Lanost - Nancy, Meurthe-et-Moselle
« La communication ne marche pas tout le temps, moi je me retrouve souvent à essayer d'accrocher mes partenaires. Si ça ne marche pas, on danse machinalement, ou alors on communique que dans le sens de celui qui guide et dans la plus grande majorité des cas… c'est moi.
Le regard n'est pas parti intégrante de la communication en danse. Je danse souvent en fermant les yeux, tout comme ma partenaire. Avec le radar intégré, on évite les autres couples. On arrive aussi à ce passer le mot afin de freiner et de repartir sur d'autres pas ou variantes.
Je pense aussi que dans la danse en couple, on fait souvent du monologue, le cavalier impose et la cavalière écoute, mais pas dans la majorité des cas.
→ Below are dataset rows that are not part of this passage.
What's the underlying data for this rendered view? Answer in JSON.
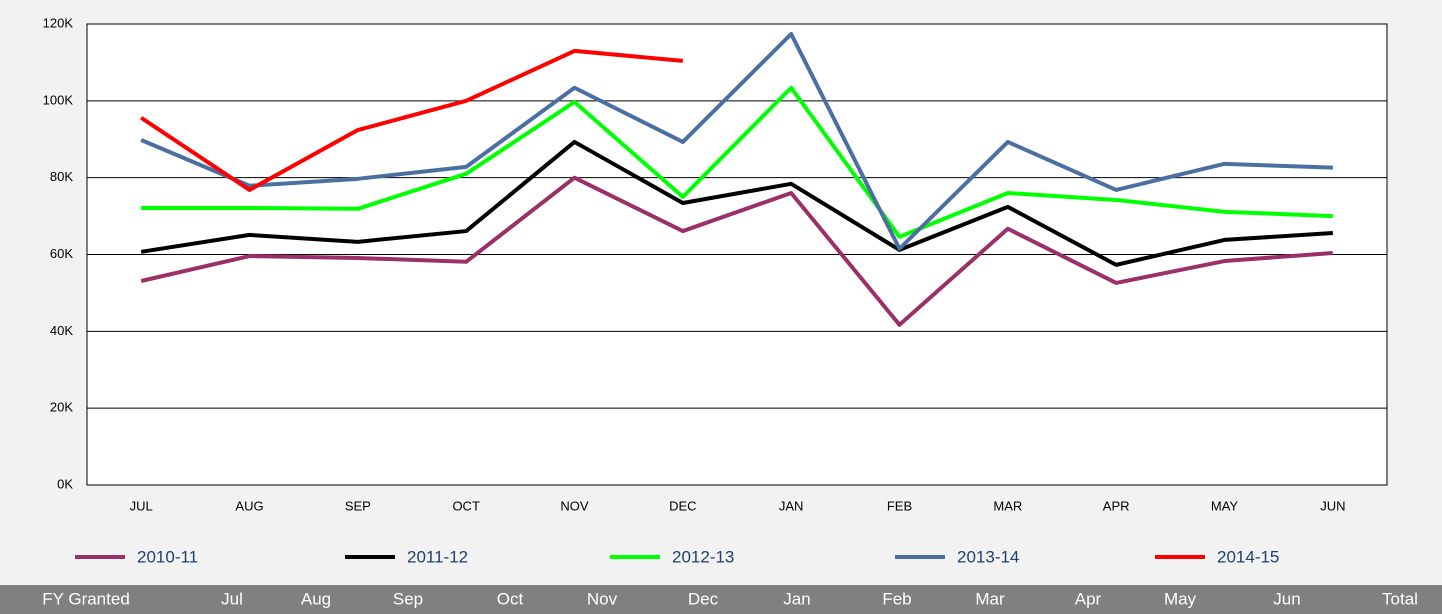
{
  "chart_data": {
    "type": "line",
    "categories": [
      "JUL",
      "AUG",
      "SEP",
      "OCT",
      "NOV",
      "DEC",
      "JAN",
      "FEB",
      "MAR",
      "APR",
      "MAY",
      "JUN"
    ],
    "series": [
      {
        "name": "2010-11",
        "color": "#9b3068",
        "values": [
          53.1,
          59.6,
          59.1,
          58.1,
          80,
          66.1,
          76,
          41.7,
          66.7,
          52.6,
          58.3,
          60.4
        ]
      },
      {
        "name": "2011-12",
        "color": "#000000",
        "values": [
          60.7,
          65.1,
          63.3,
          66.1,
          89.3,
          73.4,
          78.4,
          61.2,
          72.4,
          57.3,
          63.8,
          65.6
        ]
      },
      {
        "name": "2012-13",
        "color": "#00ff00",
        "values": [
          72.1,
          72.1,
          71.9,
          81,
          99.7,
          75,
          103.4,
          64.6,
          76,
          74.2,
          71.1,
          70
        ]
      },
      {
        "name": "2013-14",
        "color": "#4a6fa0",
        "values": [
          89.8,
          77.9,
          79.7,
          82.8,
          103.4,
          89.3,
          117.4,
          61.5,
          89.3,
          76.8,
          83.6,
          82.6
        ]
      },
      {
        "name": "2014-15",
        "color": "#ff0000",
        "values": [
          95.6,
          76.8,
          92.4,
          100,
          113,
          110.4,
          null,
          null,
          null,
          null,
          null,
          null
        ]
      }
    ],
    "ylim": [
      0,
      120
    ],
    "yticks": [
      {
        "value": 0,
        "label": "0K"
      },
      {
        "value": 20,
        "label": "20K"
      },
      {
        "value": 40,
        "label": "40K"
      },
      {
        "value": 60,
        "label": "60K"
      },
      {
        "value": 80,
        "label": "80K"
      },
      {
        "value": 100,
        "label": "100K"
      },
      {
        "value": 120,
        "label": "120K"
      }
    ],
    "grid": true,
    "legend": "bottom"
  },
  "table": {
    "header": [
      "FY Granted",
      "Jul",
      "Aug",
      "Sep",
      "Oct",
      "Nov",
      "Dec",
      "Jan",
      "Feb",
      "Mar",
      "Apr",
      "May",
      "Jun",
      "Total"
    ]
  }
}
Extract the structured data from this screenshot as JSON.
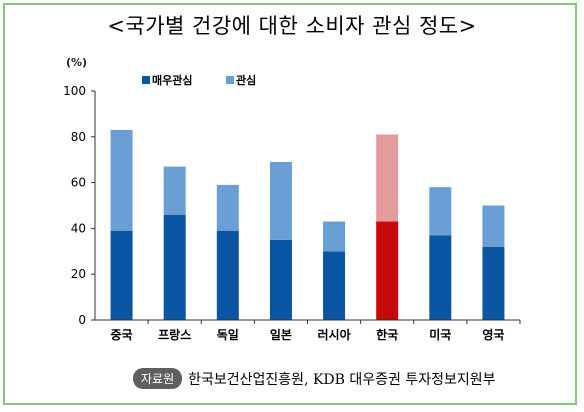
{
  "title": "<국가별 건강에 대한 소비자 관심 정도>",
  "unit_label": "(%)",
  "footer": {
    "badge": "자료원",
    "text": "한국보건산업진흥원, KDB 대우증권 투자정보지원부"
  },
  "colors": {
    "dark": "#0a56a5",
    "light": "#6a9fd6",
    "highlight_dark": "#c8090c",
    "highlight_light": "#e59b9b",
    "frame": "#7fc97a"
  },
  "chart_data": {
    "type": "bar",
    "stacked": true,
    "categories": [
      "중국",
      "프랑스",
      "독일",
      "일본",
      "러시아",
      "한국",
      "미국",
      "영국"
    ],
    "series": [
      {
        "name": "매우관심",
        "values": [
          39,
          46,
          39,
          35,
          30,
          43,
          37,
          32
        ]
      },
      {
        "name": "관심",
        "values": [
          44,
          21,
          20,
          34,
          13,
          38,
          21,
          18
        ]
      }
    ],
    "highlight_category": "한국",
    "ylim": [
      0,
      100
    ],
    "yticks": [
      0,
      20,
      40,
      60,
      80,
      100
    ],
    "legend_position": "top-left",
    "grid": false
  }
}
Par contre dans des danses de couple où les deux partenaires sont libres et ne se touchent pas (type bourré, avant deux,..) Là, il existe une réelle interaction entre les deux membres du couple, un truc qui peux ce passer, et là le regard et le principal mode de communication.
La danse c'est surtout et avant tout, du feeling, comme le disent les Anglais, donc sa passe ou sa casse. Ça communique ou pas. Là est le fait, c'est que si les gens savent danser, le reste c'est selon l'humeur et l'envie du moment. »
Flore - 28 ans, Ariège
« Pour moi, complicité = communication non verbale réussie !
Quand un dialogue s'instaure, un dialogue des corps, des gestes, des mimiques, des regards. La complicité est possible avec n'importe qui, homme ou femme, ami(e) ou inconnu(e). La danse est encore plus intense quand cette complicité naît de la danse, qu'on ne connaît pas son partenaire.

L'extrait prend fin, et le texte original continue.